A portable implementation for R⁷RS will be in the Git repository of this SRFI.

Acknowledgements

Syntax for procedures with optional arguments are not a new invention. In particular, the let-optionals syntax has seen widespread use before.

Thanks to all participants of the mailing list of this SRFI, especially to Daphne Preston-Kendal for her review of optionals and keywords, examples, helpful comments and contributing the R7RS implementation, and to Jakub T. Jankiewicz for bringing up this topic.

Copyright

© 2021 Marc Nieper-Wißkirchen, Daphne Preston-Kendal.
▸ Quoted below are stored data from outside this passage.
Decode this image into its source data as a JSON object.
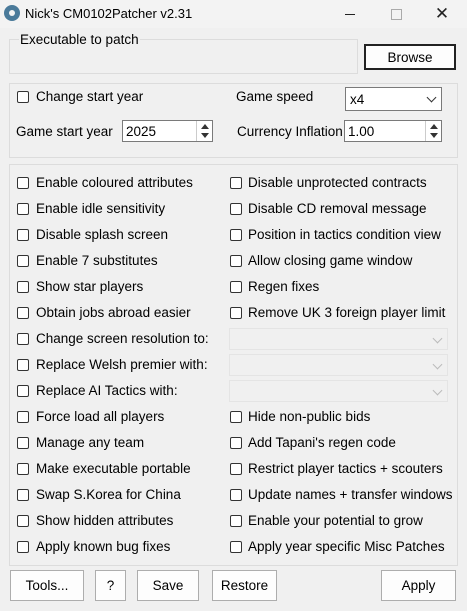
{
  "window": {
    "title": "Nick's CM0102Patcher v2.31",
    "close_glyph": "✕"
  },
  "executable": {
    "group_label": "Executable to patch",
    "browse_label": "Browse"
  },
  "options": {
    "change_start_year": "Change start year",
    "game_start_year_label": "Game start year",
    "game_start_year_value": "2025",
    "game_speed_label": "Game speed",
    "game_speed_value": "x4",
    "currency_inflation_label": "Currency Inflation",
    "currency_inflation_value": "1.00"
  },
  "left_checks": [
    "Enable coloured attributes",
    "Enable idle sensitivity",
    "Disable splash screen",
    "Enable 7 substitutes",
    "Show star players",
    "Obtain jobs abroad easier",
    "Change screen resolution to:",
    "Replace Welsh premier with:",
    "Replace AI Tactics with:",
    "Force load all players",
    "Manage any team",
    "Make executable portable",
    "Swap S.Korea for China",
    "Show hidden attributes",
    "Apply known bug fixes"
  ],
  "right_checks": [
    "Disable unprotected contracts",
    "Disable CD removal message",
    "Position in tactics condition view",
    "Allow closing game window",
    "Regen fixes",
    "Remove UK 3 foreign player limit",
    "",
    "",
    "",
    "Hide non-public bids",
    "Add Tapani's regen code",
    "Restrict player tactics + scouters",
    "Update names + transfer windows",
    "Enable your potential to grow",
    "Apply year specific Misc Patches"
  ],
  "footer": {
    "tools": "Tools...",
    "help": "?",
    "save": "Save",
    "restore": "Restore",
    "apply": "Apply"
  }
}
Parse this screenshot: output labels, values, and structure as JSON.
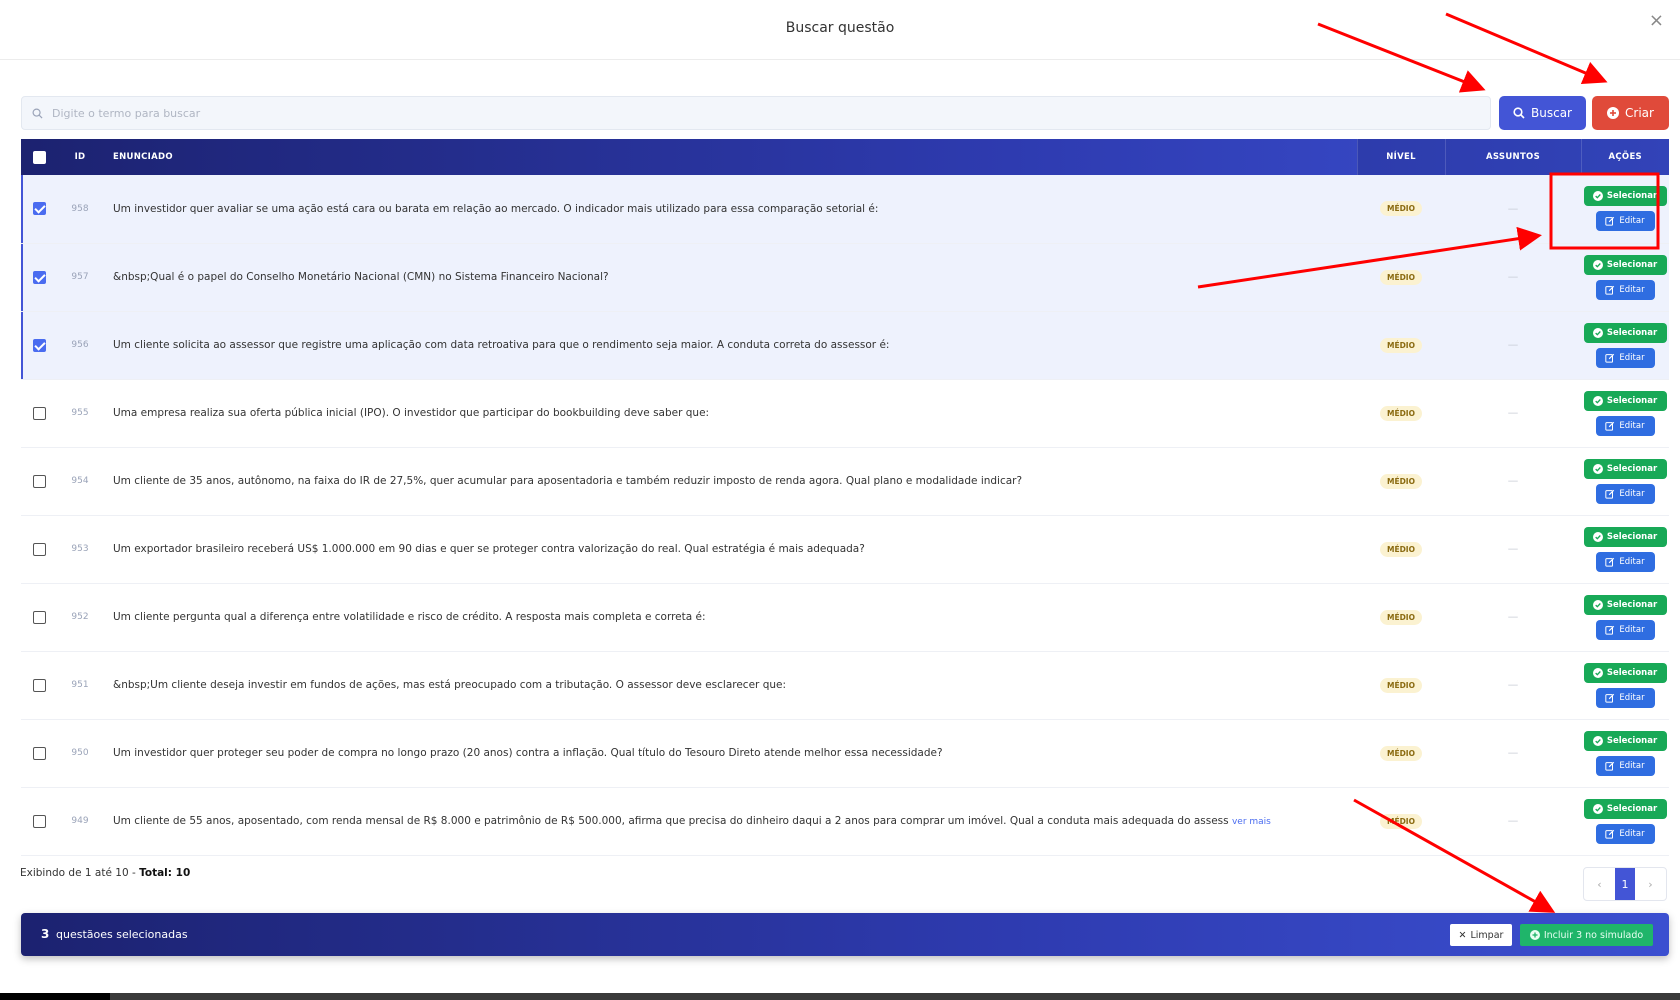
{
  "header": {
    "title": "Buscar questão",
    "close": "×"
  },
  "search": {
    "placeholder": "Digite o termo para buscar",
    "buscar_label": "Buscar",
    "criar_label": "Criar"
  },
  "table": {
    "columns": {
      "id": "ID",
      "enunciado": "ENUNCIADO",
      "nivel": "NÍVEL",
      "assuntos": "ASSUNTOS",
      "acoes": "AÇÕES"
    },
    "rows": [
      {
        "id": "958",
        "checked": true,
        "enunciado": "Um investidor quer avaliar se uma ação está cara ou barata em relação ao mercado. O indicador mais utilizado para essa comparação setorial é:",
        "nivel": "MÉDIO",
        "assuntos": "—",
        "more": ""
      },
      {
        "id": "957",
        "checked": true,
        "enunciado": "&nbsp;Qual é o papel do Conselho Monetário Nacional (CMN) no Sistema Financeiro Nacional?",
        "nivel": "MÉDIO",
        "assuntos": "—",
        "more": ""
      },
      {
        "id": "956",
        "checked": true,
        "enunciado": "Um cliente solicita ao assessor que registre uma aplicação com data retroativa para que o rendimento seja maior. A conduta correta do assessor é:",
        "nivel": "MÉDIO",
        "assuntos": "—",
        "more": ""
      },
      {
        "id": "955",
        "checked": false,
        "enunciado": "Uma empresa realiza sua oferta pública inicial (IPO). O investidor que participar do bookbuilding deve saber que:",
        "nivel": "MÉDIO",
        "assuntos": "—",
        "more": ""
      },
      {
        "id": "954",
        "checked": false,
        "enunciado": "Um cliente de 35 anos, autônomo, na faixa do IR de 27,5%, quer acumular para aposentadoria e também reduzir imposto de renda agora. Qual plano e modalidade indicar?",
        "nivel": "MÉDIO",
        "assuntos": "—",
        "more": ""
      },
      {
        "id": "953",
        "checked": false,
        "enunciado": "Um exportador brasileiro receberá US$ 1.000.000 em 90 dias e quer se proteger contra valorização do real. Qual estratégia é mais adequada?",
        "nivel": "MÉDIO",
        "assuntos": "—",
        "more": ""
      },
      {
        "id": "952",
        "checked": false,
        "enunciado": "Um cliente pergunta qual a diferença entre volatilidade e risco de crédito. A resposta mais completa e correta é:",
        "nivel": "MÉDIO",
        "assuntos": "—",
        "more": ""
      },
      {
        "id": "951",
        "checked": false,
        "enunciado": "&nbsp;Um cliente deseja investir em fundos de ações, mas está preocupado com a tributação. O assessor deve esclarecer que:",
        "nivel": "MÉDIO",
        "assuntos": "—",
        "more": ""
      },
      {
        "id": "950",
        "checked": false,
        "enunciado": "Um investidor quer proteger seu poder de compra no longo prazo (20 anos) contra a inflação. Qual título do Tesouro Direto atende melhor essa necessidade?",
        "nivel": "MÉDIO",
        "assuntos": "—",
        "more": ""
      },
      {
        "id": "949",
        "checked": false,
        "enunciado": "Um cliente de 55 anos, aposentado, com renda mensal de R$ 8.000 e patrimônio de R$ 500.000, afirma que precisa do dinheiro daqui a 2 anos para comprar um imóvel. Qual a conduta mais adequada do assess",
        "nivel": "MÉDIO",
        "assuntos": "—",
        "more": "ver mais"
      }
    ],
    "actions": {
      "select_label": "Selecionar",
      "edit_label": "Editar"
    }
  },
  "footer": {
    "showing": "Exibindo de 1 até 10 - ",
    "total": "Total: 10"
  },
  "pagination": {
    "prev": "‹",
    "current": "1",
    "next": "›"
  },
  "selection_bar": {
    "count": "3",
    "label": "questãoes selecionadas",
    "clear_label": "Limpar",
    "include_label": "Incluir 3 no simulado"
  },
  "colors": {
    "primary": "#4355d6",
    "danger": "#e04a3a",
    "success": "#18a957",
    "edit": "#2f6de1",
    "annotation": "#ff0000"
  }
}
Permission is hereby granted, free of charge, to any person obtaining a copy of this software and associated documentation files (the "Software"), to deal in the Software without restriction, including without limitation the rights to use, copy, modify, merge, publish, distribute, sublicense, and/or sell copies of the Software, and to permit persons to whom the Software is furnished to do so, subject to the following conditions:

The above copyright notice and this permission notice (including the next paragraph) shall be included in all copies or substantial portions of the Software.

THE SOFTWARE IS PROVIDED "AS IS", WITHOUT WARRANTY OF ANY KIND, EXPRESS OR IMPLIED, INCLUDING BUT NOT LIMITED TO THE WARRANTIES OF MERCHANTABILITY, FITNESS FOR A PARTICULAR PURPOSE AND NONINFRINGEMENT. IN NO EVENT SHALL THE AUTHORS OR COPYRIGHT HOLDERS BE LIABLE FOR ANY CLAIM, DAMAGES OR OTHER LIABILITY, WHETHER IN AN ACTION OF CONTRACT, TORT OR OTHERWISE, ARISING FROM, OUT OF OR IN CONNECTION WITH THE SOFTWARE OR THE USE OR OTHER DEALINGS IN THE SOFTWARE.